Source : commission des finances du Sénat d'après le projet annuel de performances pour 2019

2. ... le premier bilan du « Plan climat » est en demi-teinte

Quelques semaines avant sa démission du Gouvernement cet été, le précédent ministre d'État de la transition écologique et solidaire, Nicolas Hulot, a dressé un premier bilan du « Plan climat », la feuille de route du Gouvernement en matière de politiques environnementales.

Ce premier bilan mérite toute l'attention de la commission des finances du Sénat, dès lors que de nombreuses mesures prévues par le « Plan climat » ont ou devraient avoir un impact budgétaire et financier, parfois considérable .

Principales mesures du « Plan climat »
présenté le 6 juillet 2017

- l'objectif de la neutralité carbone en 2050, grâce à une nouvelle stratégie nationale bas-carbone et à une nouvelle programmation pluriannuelle de l'énergie (PPE) ;

- la priorité donnée à la rénovation thermique des logements, avec la perspective de faire disparaître en dix ans les 7 millions de « passoires thermiques » que compte actuellement le pays ;

- la volonté de mettre fin à la vente de voitures émettant des gaz à effet de serre dès 2040 ;

- l'arrêt des dernières centrales électriques à charbon d'ici 2022 et la réaffirmation de l'objectif d'une part de 50 % du nucléaire dans le mix énergétique dans un horizon relativement proche, même si le ministre précédent a dû concéder le 7 novembre 2017 que l'objectif de 2025 énoncé par la loi relative à la transition énergétique n'était pas tenable ;

- l'accélération du développement des énergies renouvelables, pour atteindre l'objectif de 32 % d'énergies renouvelables dans le mix énergétique en 2030.

Source : commission des finances du Sénat

En un an, de nombreux chantiers ont été engagés dans le cadre du « plan Climat », mais le bilan reste largement en-deçà des ambitions gouvernementales . Certes, de nombreuses mesures nécessitent une action à moyen et long termes, mais comme l'a affirmé le ministre lors de la présentation de ce premier bilan, « changer d'échelle est plus que jamais d'actualité ».

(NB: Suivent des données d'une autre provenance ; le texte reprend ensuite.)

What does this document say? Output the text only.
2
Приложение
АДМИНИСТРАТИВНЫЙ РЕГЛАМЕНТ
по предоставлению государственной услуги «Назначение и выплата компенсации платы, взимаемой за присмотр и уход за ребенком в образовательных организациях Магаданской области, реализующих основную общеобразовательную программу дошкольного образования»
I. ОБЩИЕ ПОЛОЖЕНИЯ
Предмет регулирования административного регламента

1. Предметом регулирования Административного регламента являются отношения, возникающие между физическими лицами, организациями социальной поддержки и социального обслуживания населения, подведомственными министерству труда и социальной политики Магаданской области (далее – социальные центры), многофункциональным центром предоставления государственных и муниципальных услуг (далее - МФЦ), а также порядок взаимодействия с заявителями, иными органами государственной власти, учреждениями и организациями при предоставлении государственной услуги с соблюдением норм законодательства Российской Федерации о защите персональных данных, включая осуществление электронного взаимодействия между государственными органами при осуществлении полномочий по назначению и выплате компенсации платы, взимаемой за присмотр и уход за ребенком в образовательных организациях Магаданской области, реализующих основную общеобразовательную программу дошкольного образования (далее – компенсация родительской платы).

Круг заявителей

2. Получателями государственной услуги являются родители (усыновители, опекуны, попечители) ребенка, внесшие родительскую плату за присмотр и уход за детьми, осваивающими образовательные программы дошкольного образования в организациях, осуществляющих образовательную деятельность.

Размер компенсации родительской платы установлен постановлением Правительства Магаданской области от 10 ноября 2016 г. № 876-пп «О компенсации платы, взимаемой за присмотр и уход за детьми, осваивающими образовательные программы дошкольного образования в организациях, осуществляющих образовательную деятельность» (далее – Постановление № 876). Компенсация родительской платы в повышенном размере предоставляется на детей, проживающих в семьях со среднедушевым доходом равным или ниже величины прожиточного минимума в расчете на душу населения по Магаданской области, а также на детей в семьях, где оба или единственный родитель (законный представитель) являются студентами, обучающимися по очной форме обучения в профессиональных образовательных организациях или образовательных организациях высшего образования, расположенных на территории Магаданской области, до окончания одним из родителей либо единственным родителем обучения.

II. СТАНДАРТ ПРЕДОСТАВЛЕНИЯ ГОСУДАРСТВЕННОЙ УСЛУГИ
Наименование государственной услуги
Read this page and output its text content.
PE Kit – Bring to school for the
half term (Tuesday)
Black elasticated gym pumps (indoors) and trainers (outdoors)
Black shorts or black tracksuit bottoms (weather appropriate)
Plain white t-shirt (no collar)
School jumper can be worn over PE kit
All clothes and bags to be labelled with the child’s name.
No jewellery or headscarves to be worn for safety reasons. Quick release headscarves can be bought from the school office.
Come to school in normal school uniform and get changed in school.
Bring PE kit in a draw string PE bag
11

Les avancées constituent une source de satisfaction, comme la promulgation de la loi mettant fin à la recherche ainsi qu'à l'exploitation des hydrocarbures et portant diverses dispositions relatives à l'énergie et à l'environnement 3 ( * ) , le succès de la prime à la conversion automobile rénovée, alors qu'entre janvier et juin 2018, 75 000 personnes ont bénéficié de cette prime dont le montant est de 1 000 euros pour les ménages imposables et de 2 000 euros pour les ménages non imposables.

Par ailleurs, dans un contexte d'urgence écologique, l'adoption de feuilles de route, si elle permet de donner un cap à l'action gouvernementale, ne paraît plus suffisante lorsqu'elle n'est pas accompagnée de moyens .

La feuille de route économie circulaire ne se traduit à ce stade, dans le présent projet de loi de finances, que par une augmentation de la taxe générale sur les activités polluantes (TGAP).

Le plan de rénovation énergétique des bâtiments publié en avril 2018, ou encore le plan de libération des énergies renouvelables ne sont pas à la hauteur des enjeux, l'objectif de 23 % d'énergies renouvelables dans le mix énergétique national en 2020 apparaissant de plus en plus difficile à atteindre.

Le report répété de la nouvelle programmation pluriannuelle de l'énergie (PPE) illustre les atermoiements du Gouvernement quant à la politique énergétique de notre pays pour ces prochaines années. Le « plan hydrogène » , présenté en juin 2018, n'est quant à lui pas financé.

En matière de transports, le report du projet de loi d'orientation sur les mobilités (LOM) ne constitue pas un bon signal.

Ainsi, l'écart est de plus en plus grand entre les intentions et les actes . Face à l'insuffisance des moyens alloués à la transition écologique et énergétique, les résultats ne sont pas au rendez-vous : l'un des trois objectifs associés à la présente mission consiste à « réduire les émissions de gaz à effet de serre ». Or, les résultats de l'indicateur mesurant les émissions de gaz à effet de serre par habitant sont particulièrement révélateurs de l'échec des politiques menées.

Évolution des émissions de gaz à effet de serre par habitant
entre 2016 et 2020

(en millions de tonne de CO 2 par équivalent habitant)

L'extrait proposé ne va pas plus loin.